Istanbul hieß früher Konstantinopel und davor Byzantion oder auch Byzanz. Es war mehr als 2000 Jahre lang griechisch geprägt. Heute gibt es noch 70 griechisch-orthodoxe Kirchen in Istanbul. Doch ihnen gehen die Priester aus, denn in der immer mehr am Islam ausrichteten Türkei sinkt auch die Zahl der Christen.

Von Susanne Güsten | 12.01.2018
    Bauarbeiten an der Evangelistria-Kirche im Istanbuler Stadtteil Dolapdere im Jahr 2009. Mittlerweile fehle für notwendige Reparaturen das Geld, so Pater Dositheos.
    Düstere Zeiten für die Evangelistria-Kirche im Istanbuler Stadtteil Dolapdere (Bulent Kilic / AFP)
    Ein echtes Glasscherbenviertel ist der Istanbuler Stadtteil Dolapdere heutzutage, mit eingeschlagenen Scheiben und leeren Fensterhöhlen in den niedrigen alten Häusern. Die längst verlassenen Geschäfte sind fest verrammelt. Nur die Müllhaufen an den Straßenecken und die Wäscheleinen über den Gassen zeugen davon, dass hier überhaupt noch Menschen leben. Aus dem Gassengewirr erhebt sich völlig unvermittelt die gewaltige Evangelistria-Kirche mit zwei massiven Glockentürmen und einer Kuppel im byzantinischen Stil.
    Nur auf Knopfdruck von Mihail, dem Kirchenwächter und Gärtner, öffnet sich das schmiedeeiserne Tor zum Vorhof der Kirche, wo gepflegte Sträucher grünen und die Marmorstufen leuchtend weiß geputzt sind.

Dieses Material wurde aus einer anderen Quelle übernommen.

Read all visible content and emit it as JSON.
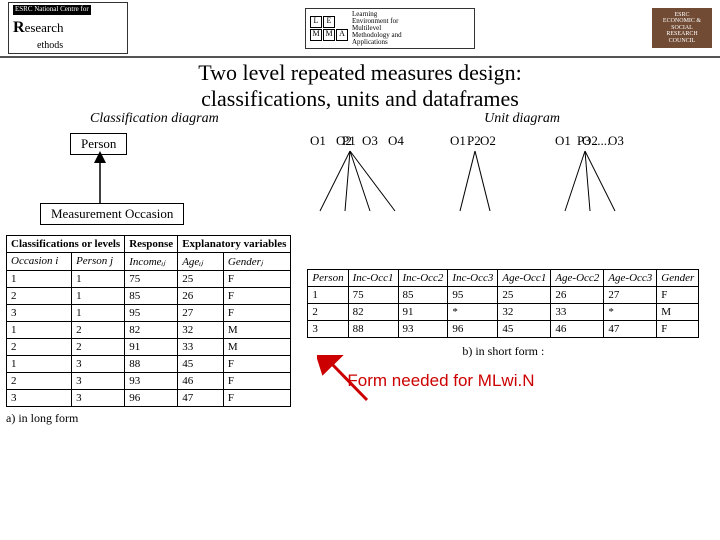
{
  "logos": {
    "ncrm_top": "ESRC National Centre for",
    "ncrm_big_R": "R",
    "ncrm_word": "esearch",
    "ncrm_sub": "ethods",
    "lemma_letters": "LEMMA",
    "lemma_lines": "Learning\nEnvironment for\nMultilevel\nMethodology and\nApplications",
    "esrc": "ESRC\nECONOMIC & SOCIAL\nRESEARCH COUNCIL"
  },
  "title_l1": "Two level repeated measures design:",
  "title_l2": "classifications, units and dataframes",
  "sub_left": "Classification diagram",
  "sub_right": "Unit diagram",
  "class_diag": {
    "top": "Person",
    "bottom": "Measurement Occasion"
  },
  "unit_diag": {
    "p1": "P1",
    "p2": "P2",
    "p3": "P3 .....",
    "o": [
      "O1",
      "O2",
      "O3",
      "O4",
      "O1",
      "O2",
      "O1",
      "O2",
      "O3"
    ]
  },
  "tableA": {
    "head1": [
      "Classifications or levels",
      "Response",
      "Explanatory variables"
    ],
    "head2": [
      "Occasion i",
      "Person j",
      "Incomeᵢⱼ",
      "Ageᵢⱼ",
      "Genderⱼ"
    ],
    "rows": [
      [
        "1",
        "1",
        "75",
        "25",
        "F"
      ],
      [
        "2",
        "1",
        "85",
        "26",
        "F"
      ],
      [
        "3",
        "1",
        "95",
        "27",
        "F"
      ],
      [
        "1",
        "2",
        "82",
        "32",
        "M"
      ],
      [
        "2",
        "2",
        "91",
        "33",
        "M"
      ],
      [
        "1",
        "3",
        "88",
        "45",
        "F"
      ],
      [
        "2",
        "3",
        "93",
        "46",
        "F"
      ],
      [
        "3",
        "3",
        "96",
        "47",
        "F"
      ]
    ],
    "caption": "a) in long form"
  },
  "tableB": {
    "head": [
      "Person",
      "Inc-Occ1",
      "Inc-Occ2",
      "Inc-Occ3",
      "Age-Occ1",
      "Age-Occ2",
      "Age-Occ3",
      "Gender"
    ],
    "rows": [
      [
        "1",
        "75",
        "85",
        "95",
        "25",
        "26",
        "27",
        "F"
      ],
      [
        "2",
        "82",
        "91",
        "*",
        "32",
        "33",
        "*",
        "M"
      ],
      [
        "3",
        "88",
        "93",
        "96",
        "45",
        "46",
        "47",
        "F"
      ]
    ],
    "caption": "b) in short form :"
  },
  "red_text": "Form needed for MLwi.N",
  "colors": {
    "arrow": "#cc0000"
  }
}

    Viele orthodoxe Christen sind weggezogen
    Im Gemeindesaal neben dem Hauptschiff bereitet Marie das Gebäck vor, das nach dem Gottesdienst zum Tee gereicht werden soll. 70 Jahre alt ist die Gemeindehelferin, und sie kann sich an bessere Zeiten in Dolapdere erinnern.
    "In meiner Kindheit war das hier ein feines Stadtviertel. Hier wohnten vorwiegend Griechen und Armenier. Alle hatten immer die Türen offen, und es wurde gelacht und geratscht. So war das damals. Jetzt leben hier nur Kurden und Zigeuner, und wir können kaum noch raus. Abends fürchtet man sich auf dem Heimweg, denn die reißen dir die Tasche weg und du kannst dich nicht wehren – es ist deine Tasche oder dein Leben. Was soll man machen?"

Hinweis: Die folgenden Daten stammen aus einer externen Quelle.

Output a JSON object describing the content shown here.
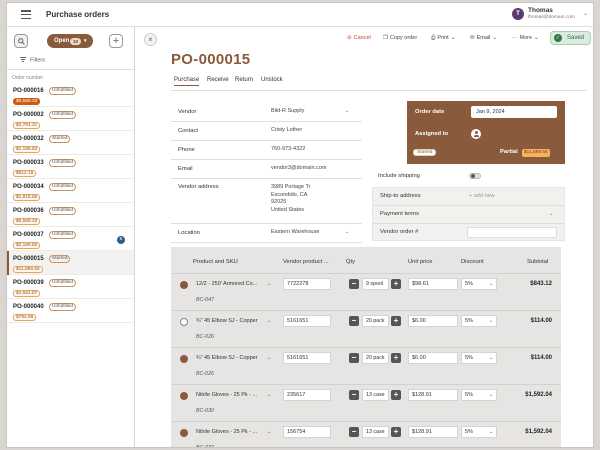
{
  "header": {
    "title": "Purchase orders",
    "user": {
      "initial": "T",
      "name": "Thomas",
      "email": "thomas@domain.com"
    }
  },
  "sidebar": {
    "filter_label": "Open",
    "filter_count": "10",
    "filters_label": "Filters",
    "column_header": "Order number",
    "orders": [
      {
        "number": "PO-000016",
        "status": "Unfulfilled",
        "amount": "$5,568.33",
        "amount_style": "solid",
        "badge": "",
        "selected": false
      },
      {
        "number": "PO-000002",
        "status": "Unfulfilled",
        "amount": "$4,781.31",
        "amount_style": "outline",
        "badge": "",
        "selected": false
      },
      {
        "number": "PO-000032",
        "status": "Started",
        "amount": "$1,185.63",
        "amount_style": "outline",
        "badge": "",
        "selected": false
      },
      {
        "number": "PO-000033",
        "status": "Unfulfilled",
        "amount": "$612.15",
        "amount_style": "outline",
        "badge": "",
        "selected": false
      },
      {
        "number": "PO-000034",
        "status": "Unfulfilled",
        "amount": "$1,815.66",
        "amount_style": "outline",
        "badge": "",
        "selected": false
      },
      {
        "number": "PO-000036",
        "status": "Unfulfilled",
        "amount": "$5,568.33",
        "amount_style": "outline",
        "badge": "",
        "selected": false
      },
      {
        "number": "PO-000037",
        "status": "Unfulfilled",
        "amount": "$2,169.60",
        "amount_style": "outline",
        "badge": "5",
        "selected": false
      },
      {
        "number": "PO-000015",
        "status": "Started",
        "amount": "$11,889.56",
        "amount_style": "outline",
        "badge": "",
        "selected": true
      },
      {
        "number": "PO-000039",
        "status": "Unfulfilled",
        "amount": "$4,561.87",
        "amount_style": "outline",
        "badge": "",
        "selected": false
      },
      {
        "number": "PO-000040",
        "status": "Unfulfilled",
        "amount": "$794.56",
        "amount_style": "outline",
        "badge": "",
        "selected": false
      }
    ]
  },
  "toolbar": {
    "cancel": "Cancel",
    "copy_order": "Copy order",
    "print": "Print",
    "email": "Email",
    "more": "More",
    "saved": "Saved"
  },
  "order": {
    "number": "PO-000015",
    "tabs": [
      "Purchase",
      "Receive",
      "Return",
      "Unstock"
    ],
    "active_tab": "Purchase",
    "fields": {
      "vendor_label": "Vendor",
      "vendor": "Bild-R Supply",
      "contact_label": "Contact",
      "contact": "Cristy Lother",
      "phone_label": "Phone",
      "phone": "760-973-4322",
      "email_label": "Email",
      "email": "vendor3@domain.com",
      "address_label": "Vendor address",
      "address_line1": "3989 Portage Tr",
      "address_line2": "Escondido, CA",
      "address_line3": "92025",
      "address_line4": "United States",
      "location_label": "Location",
      "location": "Eastern Warehouse"
    },
    "summary": {
      "order_date_label": "Order date",
      "order_date": "Jan 9, 2024",
      "assigned_label": "Assigned to",
      "status": "Started",
      "partial_label": "Partial",
      "partial_amount": "$11,889.56"
    },
    "include_shipping_label": "Include shipping",
    "include_shipping": false,
    "ship_to_label": "Ship-to address",
    "ship_to_placeholder": "+ add new",
    "payment_terms_label": "Payment terms",
    "vendor_order_label": "Vendor order #"
  },
  "line_items": {
    "headers": {
      "product": "Product and SKU",
      "vendor_product": "Vendor product ...",
      "qty": "Qty",
      "unit_price": "Unit price",
      "discount": "Discount",
      "subtotal": "Subtotal"
    },
    "rows": [
      {
        "product": "12/2 - 250' Armored Co...",
        "sku": "BC-047",
        "vendor_product": "7722278",
        "qty": "9 spool",
        "unit_price": "$98.61",
        "discount": "5%",
        "subtotal": "$843.12",
        "filled": true
      },
      {
        "product": "¾\" 45 Elbow SJ - Copper",
        "sku": "BC-026",
        "vendor_product": "5161651",
        "qty": "20 pack",
        "unit_price": "$6.00",
        "discount": "5%",
        "subtotal": "$114.00",
        "filled": false
      },
      {
        "product": "¾\" 45 Elbow SJ - Copper",
        "sku": "BC-026",
        "vendor_product": "5161651",
        "qty": "20 pack",
        "unit_price": "$6.00",
        "discount": "5%",
        "subtotal": "$114.00",
        "filled": true
      },
      {
        "product": "Nitrile Gloves - 25 Pk - ...",
        "sku": "BC-030",
        "vendor_product": "235617",
        "qty": "13 case",
        "unit_price": "$128.91",
        "discount": "5%",
        "subtotal": "$1,592.04",
        "filled": true
      },
      {
        "product": "Nitrile Gloves - 25 Pk - ...",
        "sku": "BC-032",
        "vendor_product": "156754",
        "qty": "13 case",
        "unit_price": "$128.91",
        "discount": "5%",
        "subtotal": "$1,592.04",
        "filled": true
      }
    ]
  },
  "colors": {
    "brand": "#8a5a3c",
    "cancel": "#d33b2b",
    "saved": "#2f7a45",
    "amount_solid": "#cc5a12"
  }
}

    Vor dem Tor hat inzwischen eine Polizeiwache ihren Posten bezogen, wie sie es an jedem Sonntag tut, um den Gottesdienst zu schützen. Prozessionen durch die Nachbarschaft kann die Gemeinde schon lange nicht mehr zelebrieren. Von den orthodoxen Christen, die hier einst lebten, sind die allermeisten seit Jahrzehnten schon weggezogen. Kirchenwächter Mihail ist einer der wenigen, die geblieben sind. Er bereut es nicht.
    "Diejenigen, die gegangen sind, denen brennt das Herz doch noch immer nach Istanbul. Selbst nach 50 oder 60 Jahren sind sie noch immer mit dem halben Herzen hier. Vielen blieb ja nichts anderes übrig, weil sie oder ihre Angehörigen ausgewiesen wurden. Aber sie gingen weinend, und ihre Erinnerungen, ihre Geschichte, ihr Leben ließen sie in Istanbul zurück."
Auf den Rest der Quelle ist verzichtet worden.